I think he said there was a 50% chance that by the time he reached I think 25 he'd be in prison.
I think so. Generally it's not a good indicator to get. However the coin flip is not so much prison or not but whether the child grows out of it. Sometimes it's just a kid being an asshole, sometimes it's a trauma response they may work through, and sometimes it's just a bad egg. ODD is not diagnosed in adults.
 
She highlights research finding that ODD diagnoses are 35% more prevalent in Black children than in white children. She argues that this disparity stems not from inherent behavioral differences but racialized perceptions of defiance. The diagnosis, she explains, often mistakes adaptive responses to systemic racism for dysfunction, reinforcing harmful stereotypes.
This is what the author of the paper is up in arms about. Black kids are found to be acting up more than white kids, rather than imagine there's something wrong with the black kids she imagines it's the black kids who are the victims.

Wouldn't be surprised if the solution she had in mind was just to diagnose more white kids with ODD to make up for the racial gap.
 
Every aspect that's criticized in white/asian/latino culture about white/asian/latino men its glorified in black culture about black men despite the proven massive problems this creates for the black community in increased violence particularly to women, vandalism that ruins black neighborhoods and contributes to generation poverty, ignorance that leads to lower academic performance, broken homes,etc...

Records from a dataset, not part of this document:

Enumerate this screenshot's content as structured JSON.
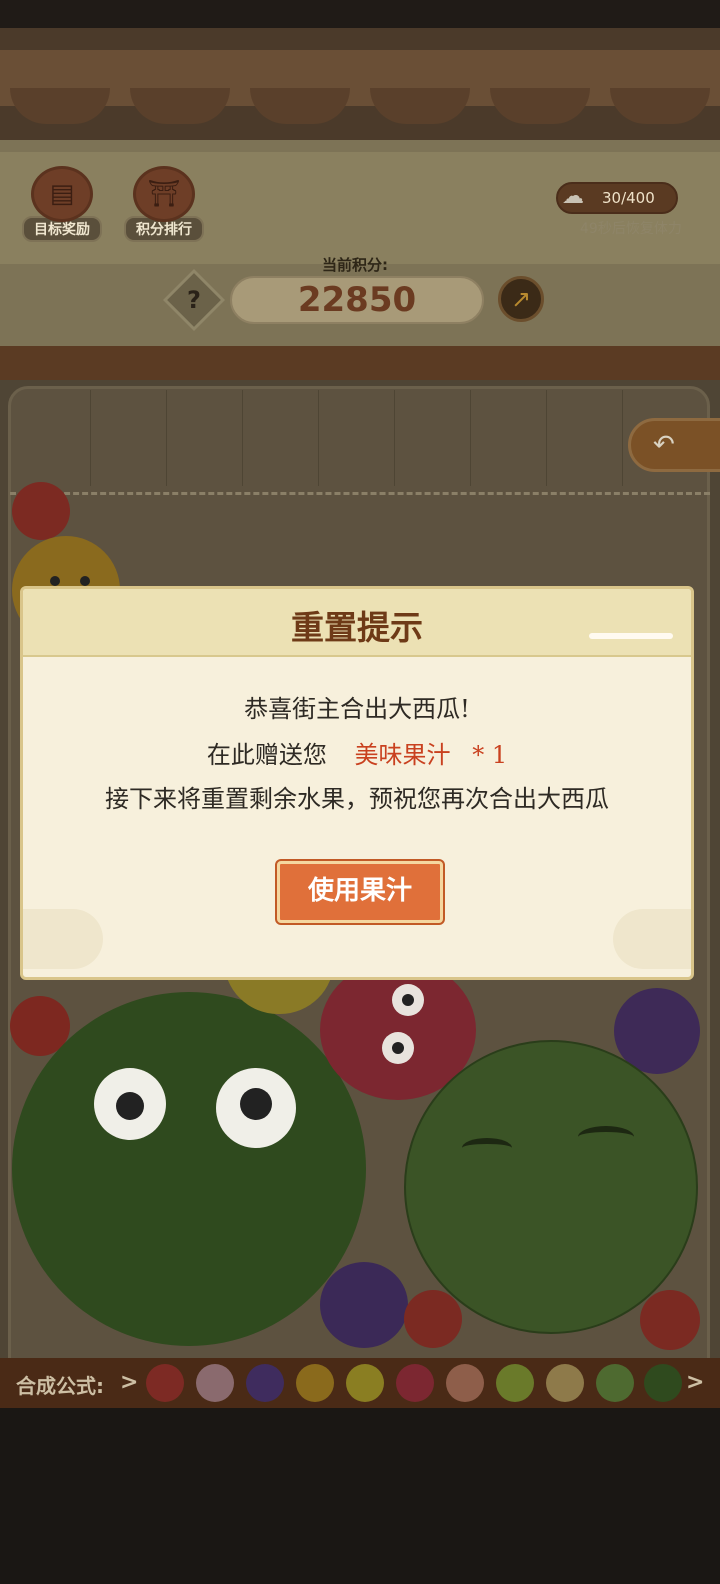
{
  "header": {
    "buttons": [
      {
        "label": "目标奖励",
        "icon": "treasure-chest-icon"
      },
      {
        "label": "积分排行",
        "icon": "leaderboard-gate-icon"
      }
    ],
    "stamina": {
      "value": "30/400",
      "recover_text": "49秒后恢复体力",
      "icon": "cloud-plus-icon"
    },
    "score_label": "当前积分:",
    "score_value": "22850",
    "help_icon": "?",
    "share_icon": "share-arrow-icon"
  },
  "board": {
    "back_icon": "undo-icon"
  },
  "dialog": {
    "title": "重置提示",
    "line1": "恭喜街主合出大西瓜!",
    "line2_prefix": "在此赠送您",
    "line2_item": "美味果汁",
    "line2_count": "* 1",
    "line3": "接下来将重置剩余水果，预祝您再次合出大西瓜",
    "button_label": "使用果汁"
  },
  "formula": {
    "label": "合成公式:",
    "fruits": [
      "cherry",
      "strawberry",
      "grape",
      "orange",
      "lemon",
      "apple",
      "peach",
      "kiwi",
      "pear",
      "melon",
      "watermelon"
    ]
  },
  "colors": {
    "accent": "#e0703a",
    "title": "#6e3a17",
    "highlight": "#c9411f"
  }
}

Even in those other groups the subsets that act the closest to blacks are at the very bottom of the order. Rednecks with their culture are at the bottom of whites, and among asians and latinos the nationalities with the trashiest most ignorant cultures are at the bottom and stay there.

I been to other countries, blacks are not a special case at all, you see the same everywhere: wherever there's a community that glorifies violence, ignorance and laziness that community is at the bottom and a bunch of troublemakers for everybody else.